One Sunday after the end of the Divine Liturgy, I was approached by a priest, a very simple man, and two church guardians—the simplest, most uneducated people—who said, “Don’t just leave without talking with us. Okay?” The Liturgy ended and I, as always, remained alone with my sorrows. We went to drink coffee in the café on the village square. We sat there drinking coffee, when suddenly one of the church guardians turned to me, looked at me attentively and said, “Listen, father—me and Mr. Yannis (Yannis was the second church guardian) had great doubts. Since our church had not yet been consecrated by the bishop, were the Sacraments served in it canonical, or not?”
I said to them, “Oh, oh, what is going on here?” Their degree of perplexity had produced a great impression on me. He went on: “Do you know what we did? We decided to fast for three weeks so that the Lord Himself would settle our doubts. We started fasting, and truly, one Sunday, even before the bishop had come to consecrate the church, at the Liturgy we saw the light again.” I starting speaking loudly, “What light? What light are you talking about?” “You know, that light—it’s not like the sun, you look at the sun afterwards and it seems to you that you’re looking at darkness. That light, when it comes down, you start seeing everything completely differently. You start seeing completely different things, different events, different states, present, past, and future in it,” he tried to explain.
I was so taken by this. I was sitting amidst simple folk who had experiences similar to those of St. Gregory Palamas and St. Simeon New Theologian! And of course, they had been blessed by the priest who served the Liturgy, and who was sitting there with us. This absolutely uneducated father just nodded his head in agreement: “Yes, yes, we were all there, that is how it was…” Filled with tender admiration, I of course began to probe for the reason why these folk in particular had this experience and I questioned this exceedingly simple, uneducated man.
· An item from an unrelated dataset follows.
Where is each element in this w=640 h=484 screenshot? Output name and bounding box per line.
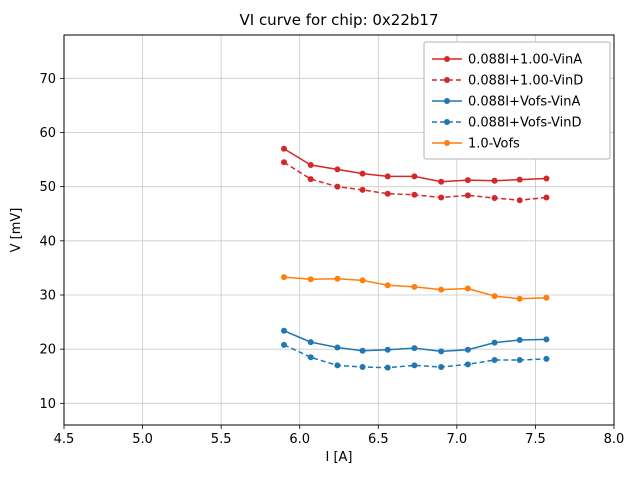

“Tell me, how do you live?” (I asked him the question because I had felt a shock that would follow me many years afterward.)
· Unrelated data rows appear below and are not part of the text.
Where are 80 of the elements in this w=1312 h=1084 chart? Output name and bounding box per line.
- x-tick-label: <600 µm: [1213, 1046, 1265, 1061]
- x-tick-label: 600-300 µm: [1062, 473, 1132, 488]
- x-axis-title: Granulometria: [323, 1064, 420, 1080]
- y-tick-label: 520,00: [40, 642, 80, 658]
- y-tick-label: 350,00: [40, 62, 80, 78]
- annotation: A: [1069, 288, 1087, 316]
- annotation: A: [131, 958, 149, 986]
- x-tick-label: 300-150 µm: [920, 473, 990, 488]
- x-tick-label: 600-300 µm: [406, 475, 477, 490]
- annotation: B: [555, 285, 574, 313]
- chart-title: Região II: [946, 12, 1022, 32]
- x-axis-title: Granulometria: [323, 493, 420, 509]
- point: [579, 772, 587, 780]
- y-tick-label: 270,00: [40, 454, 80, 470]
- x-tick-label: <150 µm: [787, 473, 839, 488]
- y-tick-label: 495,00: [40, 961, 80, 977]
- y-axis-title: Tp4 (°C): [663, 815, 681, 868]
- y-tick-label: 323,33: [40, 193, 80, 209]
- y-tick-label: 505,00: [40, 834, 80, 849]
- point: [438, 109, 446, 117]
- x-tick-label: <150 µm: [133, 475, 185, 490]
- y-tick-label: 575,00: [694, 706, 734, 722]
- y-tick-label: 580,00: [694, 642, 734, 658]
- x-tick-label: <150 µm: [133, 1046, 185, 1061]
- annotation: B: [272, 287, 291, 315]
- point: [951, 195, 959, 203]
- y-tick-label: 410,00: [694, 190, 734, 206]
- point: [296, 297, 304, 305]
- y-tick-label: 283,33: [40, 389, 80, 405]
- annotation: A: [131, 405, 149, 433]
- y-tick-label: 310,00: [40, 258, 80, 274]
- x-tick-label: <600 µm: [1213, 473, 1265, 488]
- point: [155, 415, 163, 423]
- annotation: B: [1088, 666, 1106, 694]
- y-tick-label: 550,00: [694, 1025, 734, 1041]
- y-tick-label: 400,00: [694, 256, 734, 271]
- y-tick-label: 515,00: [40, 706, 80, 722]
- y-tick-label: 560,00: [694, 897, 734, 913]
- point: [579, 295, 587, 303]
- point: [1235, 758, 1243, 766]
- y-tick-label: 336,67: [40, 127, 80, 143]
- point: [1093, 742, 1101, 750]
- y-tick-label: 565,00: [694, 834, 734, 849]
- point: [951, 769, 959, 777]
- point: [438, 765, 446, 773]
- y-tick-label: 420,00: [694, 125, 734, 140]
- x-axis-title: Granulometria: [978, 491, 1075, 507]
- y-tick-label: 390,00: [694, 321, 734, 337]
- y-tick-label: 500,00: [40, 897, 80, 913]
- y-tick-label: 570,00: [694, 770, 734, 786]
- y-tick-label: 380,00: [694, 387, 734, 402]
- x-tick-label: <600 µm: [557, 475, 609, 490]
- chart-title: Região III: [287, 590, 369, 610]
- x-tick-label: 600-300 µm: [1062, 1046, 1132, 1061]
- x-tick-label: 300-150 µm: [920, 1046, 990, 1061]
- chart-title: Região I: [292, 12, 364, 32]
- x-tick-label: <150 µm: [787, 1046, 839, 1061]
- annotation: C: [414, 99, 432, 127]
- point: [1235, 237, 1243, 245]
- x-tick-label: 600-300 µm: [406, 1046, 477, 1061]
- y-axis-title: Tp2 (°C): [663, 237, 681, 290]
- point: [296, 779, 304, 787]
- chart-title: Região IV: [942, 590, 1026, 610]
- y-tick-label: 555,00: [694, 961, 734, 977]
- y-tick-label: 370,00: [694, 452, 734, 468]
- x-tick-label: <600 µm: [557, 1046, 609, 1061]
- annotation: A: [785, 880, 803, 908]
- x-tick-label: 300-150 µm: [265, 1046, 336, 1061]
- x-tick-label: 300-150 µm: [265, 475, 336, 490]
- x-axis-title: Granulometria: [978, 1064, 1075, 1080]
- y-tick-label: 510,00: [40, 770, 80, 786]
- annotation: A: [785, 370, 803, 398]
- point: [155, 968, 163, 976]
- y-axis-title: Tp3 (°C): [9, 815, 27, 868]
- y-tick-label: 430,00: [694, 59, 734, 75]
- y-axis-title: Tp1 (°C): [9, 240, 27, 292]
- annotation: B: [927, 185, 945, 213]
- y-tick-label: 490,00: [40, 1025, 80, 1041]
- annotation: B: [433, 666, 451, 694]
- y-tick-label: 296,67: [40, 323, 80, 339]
“Eh, how do I live? I am poor.”
“No that’s not what I mean. How do you spend your days? What extraordinary thing do you do?”
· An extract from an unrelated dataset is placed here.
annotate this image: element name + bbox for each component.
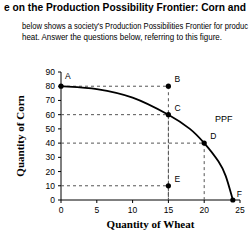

“Ah, I don’t do anything out of the ordinary. I just love God and endure a little. I just endure.”
He had patience. Do you know what patience is? Patience means carrying your cross voluntarily, and it embraces all other people. And God is revealed to you in that cross.
This was a remarkably great proof of the fact that hesychasm is a natural science of life; and don’t think, you theologians, that hesychasm is a personal attainment like some states achieved in Hinduism, or the attainment of those who annihilate their own will in order to see visions. It is through this real path of hesychasm that there have been many revelations—which I, a master of theology, have not been vouchsafed from that moment on, nor am I likely to be so in the future.